In this fast-moving digital world, India stands at a crossroads that can leave a substantial portion of its population behind in the race toward a digital technology-driven revolution. As the global scenario skews towards machine learning (ML) and artificial intelligence (AI), computer literacy must take center stage in India to lead the race.
India has emerged as a global AI hub: its technological journey is worth praise. It has made remarkable progress in developing various sectors like education, healthcare, agriculture, and finance. All this was possible due to the penetration of AI and ML. Start-ups have become popular, and AI and ML research has changed the Indian scenario.
But, the reality is different from the above prognoses. According to computer literacy statistics, a large percentage of the vast rural population of India, a country of 1.4 billion people, lacks access to computing skills and literacy avenues for digital updation. Digital literacy is inequitably varying: a substantial part of the population, especially in rural areas, remains digitally marginalized, lacking access to fundamental computing resources and digital literacy programs.
Need to upgrade tech infrastructure
As per the latest internet access statistics, India has an impressive figure of 624 million subscribers, making it one of the biggest global leaders in digital access. However, the remaining population still needs to find inclusion in this digital revolution. Computer literacy was found to be closely linked to educational backgrounds and needs to be assessed as a prime factor while planning digital literacy programs. The language of instruction is a crucial factor to consider, given that digital content predominantly exists in English, posing a hurdle for a significant portion of the population across various states in India. Southern Indian states have significantly higher digital literacy levels when compared to northern and eastern states. Rural areas and suburbs face infrastructure and awareness challenges as well.
Addressing this digital divide is crucial for the social and economic growth of India. AI and ML are penetrating all sectors at an exponential rate. Lack of digital literacy translates to a loss of opportunities for the nation to benefit from the full potential of these cutting-edge technologies.
India has launched government initiatives such as the Digital India campaign and Pradhan Mantri Gramin Digital Saksharta Abhiyan (PMGDISHA) programme, especially for rural areas with the premise of enhancing digital literacy. These efforts alone are not sufficient to make an impact. India should prioritize updating technological infrastructure, especially in rural areas, and provide affordable smartphones and low-cost computers.

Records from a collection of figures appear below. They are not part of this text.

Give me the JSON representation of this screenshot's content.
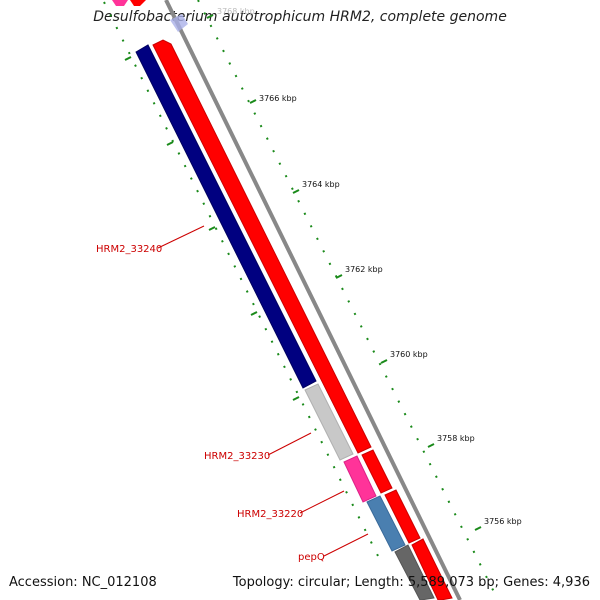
{
  "title": "Desulfobacterium autotrophicum HRM2, complete genome",
  "accession": "Accession: NC_012108",
  "summary": "Topology: circular; Length: 5,589,073 bp; Genes: 4,936",
  "ticks": [
    {
      "label": "3768 kbp",
      "faded": true
    },
    {
      "label": "3766 kbp"
    },
    {
      "label": "3764 kbp"
    },
    {
      "label": "3762 kbp"
    },
    {
      "label": "3760 kbp"
    },
    {
      "label": "3758 kbp"
    },
    {
      "label": "3756 kbp"
    }
  ],
  "gene_labels": [
    "HRM2_33240",
    "HRM2_33230",
    "HRM2_33220",
    "pepQ"
  ],
  "colors": {
    "forward_cds": "#ff0000",
    "reverse_cds": "#000080",
    "gray_feature": "#c8c8c8",
    "pink_feature": "#ff3399",
    "blue_feature": "#4a7fb0",
    "dark_feature": "#666666",
    "backbone": "#888888",
    "tick_green": "#1a8a1a",
    "label_red": "#cc0000"
  }
}
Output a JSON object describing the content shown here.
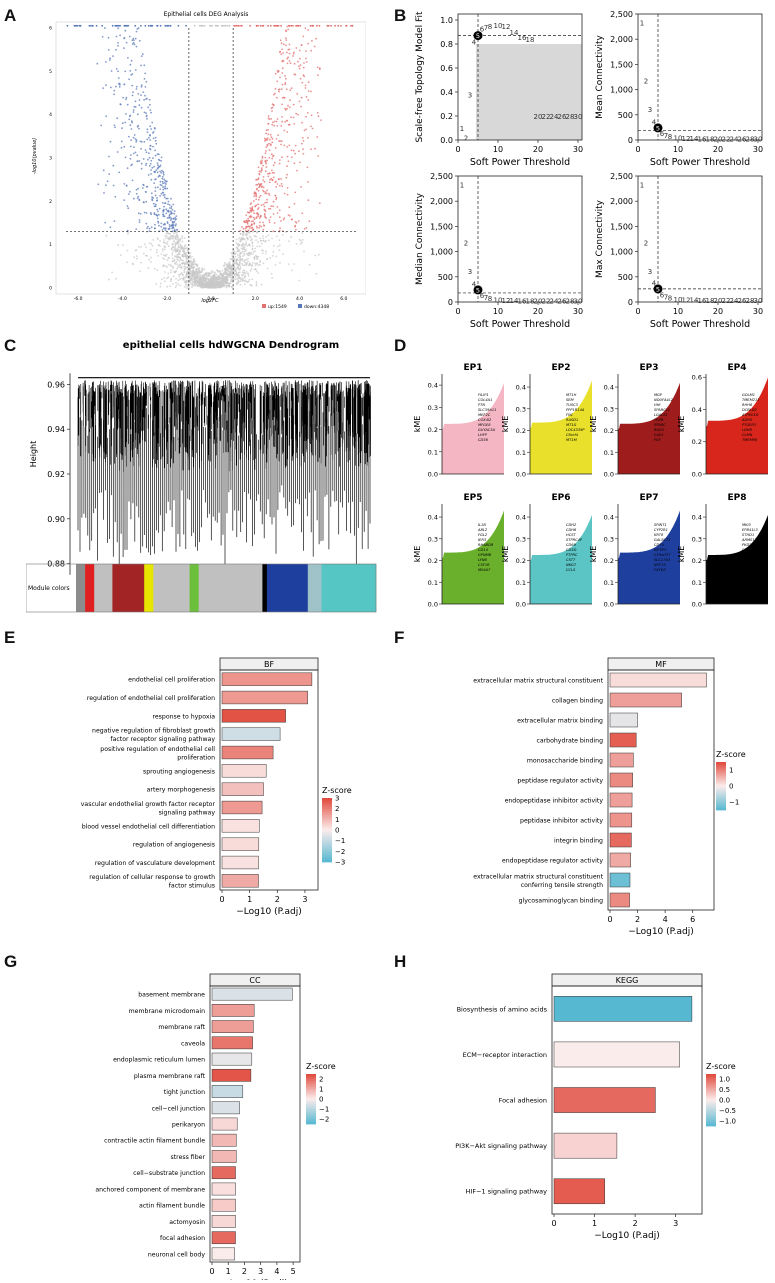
{
  "panel_labels": {
    "a": "A",
    "b": "B",
    "c": "C",
    "d": "D",
    "e": "E",
    "f": "F",
    "g": "G",
    "h": "H"
  },
  "colors": {
    "up": "#e36f6f",
    "down": "#5a78b8",
    "ns": "#c8c8c8",
    "z_high": "#e0483a",
    "z_mid": "#fbecec",
    "z_low": "#56b8d1",
    "bar_edge": "#333333"
  },
  "chart_data": [
    {
      "id": "A",
      "type": "scatter",
      "title": "Epithelial cells DEG Analysis",
      "xlabel": "log2FC",
      "ylabel": "-log10(pvalue)",
      "xlim": [
        -7,
        7
      ],
      "ylim": [
        0,
        6
      ],
      "xticks": [
        "-6.0",
        "-4.0",
        "-2.0",
        "0.0",
        "2.0",
        "4.0",
        "6.0"
      ],
      "xtick_values": [
        -6,
        -4,
        -2,
        0,
        2,
        4,
        6
      ],
      "yticks": [
        "0",
        "1",
        "2",
        "3",
        "4",
        "5",
        "6"
      ],
      "fc_threshold": 1,
      "p_threshold": 1.3,
      "legend": [
        {
          "name": "up:1549",
          "color_key": "up"
        },
        {
          "name": "down:4348",
          "color_key": "down"
        }
      ]
    },
    {
      "id": "B",
      "type": "line",
      "subplots": [
        {
          "ylabel": "Scale-free Topology Model Fit",
          "xlabel": "Soft Power Threshold",
          "xlim": [
            0,
            31
          ],
          "ylim": [
            0,
            1.05
          ],
          "yticks": [
            "0.0",
            "0.2",
            "0.4",
            "0.6",
            "0.8",
            "1.0"
          ],
          "ytick_values": [
            0,
            0.2,
            0.4,
            0.6,
            0.8,
            1.0
          ],
          "xticks": [
            "0",
            "10",
            "20",
            "30"
          ],
          "hline": 0.87,
          "vline": 5,
          "shaded_below": 0.8,
          "powers": [
            "1",
            "2",
            "3",
            "4",
            "5",
            "6",
            "7",
            "8",
            "10",
            "12",
            "14",
            "16",
            "18",
            "20",
            "22",
            "24",
            "26",
            "28",
            "30"
          ],
          "values": [
            0.1,
            0.02,
            0.38,
            0.82,
            0.87,
            0.93,
            0.94,
            0.95,
            0.96,
            0.95,
            0.9,
            0.86,
            0.84,
            0.2,
            0.2,
            0.2,
            0.2,
            0.2,
            0.2
          ]
        },
        {
          "ylabel": "Mean Connectivity",
          "xlabel": "Soft Power Threshold",
          "xlim": [
            0,
            31
          ],
          "ylim": [
            0,
            2500
          ],
          "yticks": [
            "0",
            "500",
            "1,000",
            "1,500",
            "2,000",
            "2,500"
          ],
          "ytick_values": [
            0,
            500,
            1000,
            1500,
            2000,
            2500
          ],
          "xticks": [
            "0",
            "10",
            "20",
            "30"
          ],
          "hline": 190,
          "vline": 5,
          "powers": [
            "1",
            "2",
            "3",
            "4",
            "5",
            "6",
            "7",
            "8",
            "10",
            "12",
            "14",
            "16",
            "18",
            "20",
            "22",
            "24",
            "26",
            "28",
            "30"
          ],
          "values": [
            2330,
            1180,
            620,
            370,
            240,
            140,
            100,
            80,
            50,
            40,
            35,
            30,
            30,
            30,
            30,
            30,
            30,
            30,
            30
          ]
        },
        {
          "ylabel": "Median Connectivity",
          "xlabel": "Soft Power Threshold",
          "xlim": [
            0,
            31
          ],
          "ylim": [
            0,
            2500
          ],
          "yticks": [
            "0",
            "500",
            "1,000",
            "1,500",
            "2,000",
            "2,500"
          ],
          "ytick_values": [
            0,
            500,
            1000,
            1500,
            2000,
            2500
          ],
          "xticks": [
            "0",
            "10",
            "20",
            "30"
          ],
          "hline": 180,
          "vline": 5,
          "powers": [
            "1",
            "2",
            "3",
            "4",
            "5",
            "6",
            "7",
            "8",
            "10",
            "12",
            "14",
            "16",
            "18",
            "20",
            "22",
            "24",
            "26",
            "28",
            "30"
          ],
          "values": [
            2330,
            1180,
            620,
            370,
            240,
            140,
            100,
            80,
            50,
            40,
            35,
            30,
            30,
            30,
            30,
            30,
            30,
            30,
            30
          ]
        },
        {
          "ylabel": "Max Connectivity",
          "xlabel": "Soft Power Threshold",
          "xlim": [
            0,
            31
          ],
          "ylim": [
            0,
            2500
          ],
          "yticks": [
            "0",
            "500",
            "1,000",
            "1,500",
            "2,000",
            "2,500"
          ],
          "ytick_values": [
            0,
            500,
            1000,
            1500,
            2000,
            2500
          ],
          "xticks": [
            "0",
            "10",
            "20",
            "30"
          ],
          "hline": 260,
          "vline": 5,
          "powers": [
            "1",
            "2",
            "3",
            "4",
            "5",
            "6",
            "7",
            "8",
            "10",
            "12",
            "14",
            "16",
            "18",
            "20",
            "22",
            "24",
            "26",
            "28",
            "30"
          ],
          "values": [
            2330,
            1180,
            620,
            390,
            260,
            150,
            110,
            90,
            60,
            50,
            45,
            40,
            40,
            40,
            40,
            40,
            40,
            40,
            40
          ]
        }
      ]
    },
    {
      "id": "C",
      "type": "dendrogram",
      "title": "epithelial cells hdWGCNA Dendrogram",
      "ylabel": "Height",
      "ylim": [
        0.87,
        0.97
      ],
      "yticks": [
        "0.88",
        "0.90",
        "0.92",
        "0.94",
        "0.96"
      ],
      "ytick_values": [
        0.88,
        0.9,
        0.92,
        0.94,
        0.96
      ],
      "color_bar_label": "Module colors",
      "module_segments": [
        {
          "color": "#8c8c8c",
          "weight": 2
        },
        {
          "color": "#e02020",
          "weight": 2
        },
        {
          "color": "#c0c0c0",
          "weight": 4
        },
        {
          "color": "#a32424",
          "weight": 7
        },
        {
          "color": "#e6e600",
          "weight": 2
        },
        {
          "color": "#c0c0c0",
          "weight": 8
        },
        {
          "color": "#6cbf3a",
          "weight": 2
        },
        {
          "color": "#c0c0c0",
          "weight": 14
        },
        {
          "color": "#000000",
          "weight": 1
        },
        {
          "color": "#1f3f9f",
          "weight": 9
        },
        {
          "color": "#9fc3c8",
          "weight": 3
        },
        {
          "color": "#55c6c3",
          "weight": 12
        }
      ]
    },
    {
      "id": "D",
      "type": "area",
      "ylabel": "kME",
      "modules": [
        {
          "name": "EP1",
          "color": "#f4b6c2",
          "ymax": 0.45,
          "yticks": [
            "0.0",
            "0.1",
            "0.2",
            "0.3",
            "0.4"
          ],
          "ytick_values": [
            0,
            0.1,
            0.2,
            0.3,
            0.4
          ],
          "top": 0.41,
          "genes": [
            "FILIP1",
            "COL4A1",
            "PTN",
            "SLC39A11",
            "MEF2C",
            "COX4I2",
            "MFGE8",
            "GUYAC3A",
            "LHFP",
            "CD36"
          ]
        },
        {
          "name": "EP2",
          "color": "#e8e02a",
          "ymax": 0.46,
          "yticks": [
            "0.0",
            "0.1",
            "0.2",
            "0.3",
            "0.4"
          ],
          "ytick_values": [
            0,
            0.1,
            0.2,
            0.3,
            0.4
          ],
          "top": 0.43,
          "genes": [
            "MT1H",
            "SEM",
            "TUSC3",
            "PPP1R14A",
            "FN1",
            "RASD1",
            "MT1G",
            "LOC4339P",
            "C6orf4",
            "MT1M"
          ]
        },
        {
          "name": "EP3",
          "color": "#9e1c1c",
          "ymax": 0.46,
          "yticks": [
            "0.0",
            "0.1",
            "0.2",
            "0.3",
            "0.4"
          ],
          "ytick_values": [
            0,
            0.1,
            0.2,
            0.3,
            0.4
          ],
          "top": 0.42,
          "genes": [
            "MGP",
            "NDUFA4L2",
            "HHI",
            "SPARCL1",
            "LGALS1",
            "FRZB",
            "SPARC",
            "RGS5",
            "CAV1",
            "PGF"
          ]
        },
        {
          "name": "EP4",
          "color": "#d9261c",
          "ymax": 0.62,
          "yticks": [
            "0.0",
            "0.2",
            "0.4",
            "0.6"
          ],
          "ytick_values": [
            0,
            0.2,
            0.4,
            0.6
          ],
          "top": 0.6,
          "genes": [
            "GOLM1",
            "TMEM213",
            "RHH6",
            "DCBLD2",
            "ATP6V1D",
            "ADH5",
            "PTGER3",
            "LDHB",
            "CLMN",
            "TMEM98"
          ]
        },
        {
          "name": "EP5",
          "color": "#6ab02c",
          "ymax": 0.46,
          "yticks": [
            "0.0",
            "0.1",
            "0.2",
            "0.3",
            "0.4"
          ],
          "ytick_values": [
            0,
            0.1,
            0.2,
            0.3,
            0.4
          ],
          "top": 0.43,
          "genes": [
            "IL1B",
            "ABL2",
            "FGL2",
            "IER3",
            "RHABDR",
            "CD14",
            "GPNMB",
            "LYN6",
            "C5F1R",
            "MS4A7"
          ]
        },
        {
          "name": "EP6",
          "color": "#5bc4c4",
          "ymax": 0.46,
          "yticks": [
            "0.0",
            "0.1",
            "0.2",
            "0.3",
            "0.4"
          ],
          "ytick_values": [
            0,
            0.1,
            0.2,
            0.3,
            0.4
          ],
          "top": 0.41,
          "genes": [
            "CDH2",
            "CDH6",
            "HCST",
            "STPRC4P",
            "CD69",
            "CD3D",
            "PTPRC",
            "CST7",
            "NKG7",
            "CCL5"
          ]
        },
        {
          "name": "EP7",
          "color": "#1f3f9f",
          "ymax": 0.46,
          "yticks": [
            "0.0",
            "0.1",
            "0.2",
            "0.3",
            "0.4"
          ],
          "ytick_values": [
            0,
            0.1,
            0.2,
            0.3,
            0.4
          ],
          "top": 0.43,
          "genes": [
            "SPINT1",
            "CYP2R1",
            "KRT8",
            "GALSCT1",
            "CD70",
            "KIF5P3",
            "C19orf77",
            "SLC17A3",
            "KRT19",
            "FXYD2"
          ]
        },
        {
          "name": "EP8",
          "color": "#000000",
          "ymax": 0.46,
          "yticks": [
            "0.0",
            "0.1",
            "0.2",
            "0.3",
            "0.4"
          ],
          "ytick_values": [
            0,
            0.1,
            0.2,
            0.3,
            0.4
          ],
          "top": 0.41,
          "genes": [
            "MKI3",
            "EPB41L3",
            "STHD1",
            "ARMS12",
            "PKD21",
            "GDPR",
            "GSTM4",
            "SLC35B3",
            "DCPS226",
            "PPARGB"
          ]
        }
      ]
    },
    {
      "id": "E",
      "type": "bar",
      "orientation": "horizontal",
      "title": "BF",
      "xlabel": "−Log10 (P.adj)",
      "xlim": [
        0,
        3.4
      ],
      "xticks": [
        "0",
        "1",
        "2",
        "3"
      ],
      "xtick_values": [
        0,
        1,
        2,
        3
      ],
      "legend_title": "Z-score",
      "legend_ticks": [
        "3",
        "2",
        "1",
        "0",
        "−1",
        "−2",
        "−3"
      ],
      "zlim": [
        -3,
        3
      ],
      "categories": [
        "endothelial cell proliferation",
        "regulation of endothelial cell proliferation",
        "response to hypoxia",
        "negative regulation of fibroblast growth factor receptor signaling pathway",
        "positive regulation of endothelial cell proliferation",
        "sprouting angiogenesis",
        "artery morphogenesis",
        "vascular endothelial growth factor receptor signaling pathway",
        "blood vessel endothelial cell differentiation",
        "regulation of angiogenesis",
        "regulation of vasculature development",
        "regulation of cellular response to growth factor stimulus"
      ],
      "values": [
        3.25,
        3.1,
        2.3,
        2.1,
        1.85,
        1.6,
        1.5,
        1.45,
        1.35,
        1.33,
        1.32,
        1.32
      ],
      "zscores": [
        1.6,
        1.5,
        2.8,
        -0.8,
        1.9,
        0.3,
        0.8,
        1.5,
        0.2,
        0.3,
        0.2,
        1.2
      ]
    },
    {
      "id": "F",
      "type": "bar",
      "orientation": "horizontal",
      "title": "MF",
      "xlabel": "−Log10 (P.adj)",
      "xlim": [
        0,
        7.4
      ],
      "xticks": [
        "0",
        "2",
        "4",
        "6"
      ],
      "xtick_values": [
        0,
        2,
        4,
        6
      ],
      "legend_title": "Z-score",
      "legend_ticks": [
        "1",
        "0",
        "−1"
      ],
      "zlim": [
        -1.5,
        1.5
      ],
      "categories": [
        "extracellular matrix structural constituent",
        "collagen binding",
        "extracellular matrix binding",
        "carbohydrate binding",
        "monosaccharide binding",
        "peptidase regulator activity",
        "endopeptidase inhibitor activity",
        "peptidase inhibitor activity",
        "integrin binding",
        "endopeptidase regulator activity",
        "extracellular matrix structural constituent conferring tensile strength",
        "glycosaminoglycan binding"
      ],
      "values": [
        7.0,
        5.2,
        2.0,
        1.9,
        1.7,
        1.65,
        1.6,
        1.58,
        1.55,
        1.5,
        1.45,
        1.42
      ],
      "zscores": [
        0.15,
        0.7,
        -0.2,
        1.3,
        0.7,
        0.9,
        0.7,
        0.8,
        1.2,
        0.6,
        -1.3,
        0.9
      ]
    },
    {
      "id": "G",
      "type": "bar",
      "orientation": "horizontal",
      "title": "CC",
      "xlabel": "−Log10 (P.adj)",
      "xlim": [
        0,
        5.3
      ],
      "xticks": [
        "0",
        "1",
        "2",
        "3",
        "4",
        "5"
      ],
      "xtick_values": [
        0,
        1,
        2,
        3,
        4,
        5
      ],
      "legend_title": "Z-score",
      "legend_ticks": [
        "2",
        "1",
        "0",
        "−1",
        "−2"
      ],
      "zlim": [
        -2.5,
        2.5
      ],
      "categories": [
        "basement membrane",
        "membrane microdomain",
        "membrane raft",
        "caveola",
        "endoplasmic reticulum lumen",
        "plasma membrane raft",
        "tight junction",
        "cell−cell junction",
        "perikaryon",
        "contractile actin filament bundle",
        "stress fiber",
        "cell−substrate junction",
        "anchored component of membrane",
        "actin filament bundle",
        "actomyosin",
        "focal adhesion",
        "neuronal cell body"
      ],
      "values": [
        4.95,
        2.6,
        2.55,
        2.5,
        2.45,
        2.4,
        1.9,
        1.7,
        1.55,
        1.5,
        1.5,
        1.45,
        1.45,
        1.45,
        1.45,
        1.45,
        1.4
      ],
      "zscores": [
        -0.5,
        1.2,
        1.2,
        1.8,
        -0.3,
        2.3,
        -0.8,
        -0.5,
        0.3,
        0.8,
        0.8,
        2.0,
        0.2,
        0.5,
        0.3,
        2.0,
        0.0
      ]
    },
    {
      "id": "H",
      "type": "bar",
      "orientation": "horizontal",
      "title": "KEGG",
      "xlabel": "−Log10 (P.adj)",
      "xlim": [
        0,
        3.6
      ],
      "xticks": [
        "0",
        "1",
        "2",
        "3"
      ],
      "xtick_values": [
        0,
        1,
        2,
        3
      ],
      "legend_title": "Z-score",
      "legend_ticks": [
        "1.0",
        "0.5",
        "0.0",
        "−0.5",
        "−1.0"
      ],
      "zlim": [
        -1.25,
        1.25
      ],
      "categories": [
        "Biosynthesis of amino acids",
        "ECM−receptor interaction",
        "Focal adhesion",
        "PI3K−Akt signaling pathway",
        "HIF−1 signaling pathway"
      ],
      "values": [
        3.4,
        3.1,
        2.5,
        1.55,
        1.25
      ],
      "zscores": [
        -1.25,
        0.0,
        1.0,
        0.2,
        1.1
      ]
    }
  ]
}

Enhancing digital literacy
Integrating computer skills into the education system is crucial. Collaboration between government, private sector, and even NGOs can amplify the digital literacy impact. Technological companies can support and promote literacy programs in local languages, which is essential to fill the gaps in language barriers, making technology available to all. Awareness campaigns to promote its benefits and clear misconceptions are a much-needed step. Fostering start-ups and supporting research-driven scientific institutions can stimulate local innovation, potentially creating job opportunities and maximizing the potential of AI and ML.
India's prowess in ML and AI is a beacon that must shine on all corners of the nation. Closing the digital divide through digital literacy and improved technological access is more than a responsibility—it's an investment in India's growth narrative. As India steps into the digital revolution, no one should be left behind, and every citizen receives their share of the benefits of ML and AI to reform their lives and contribute to the nation's all-round growth.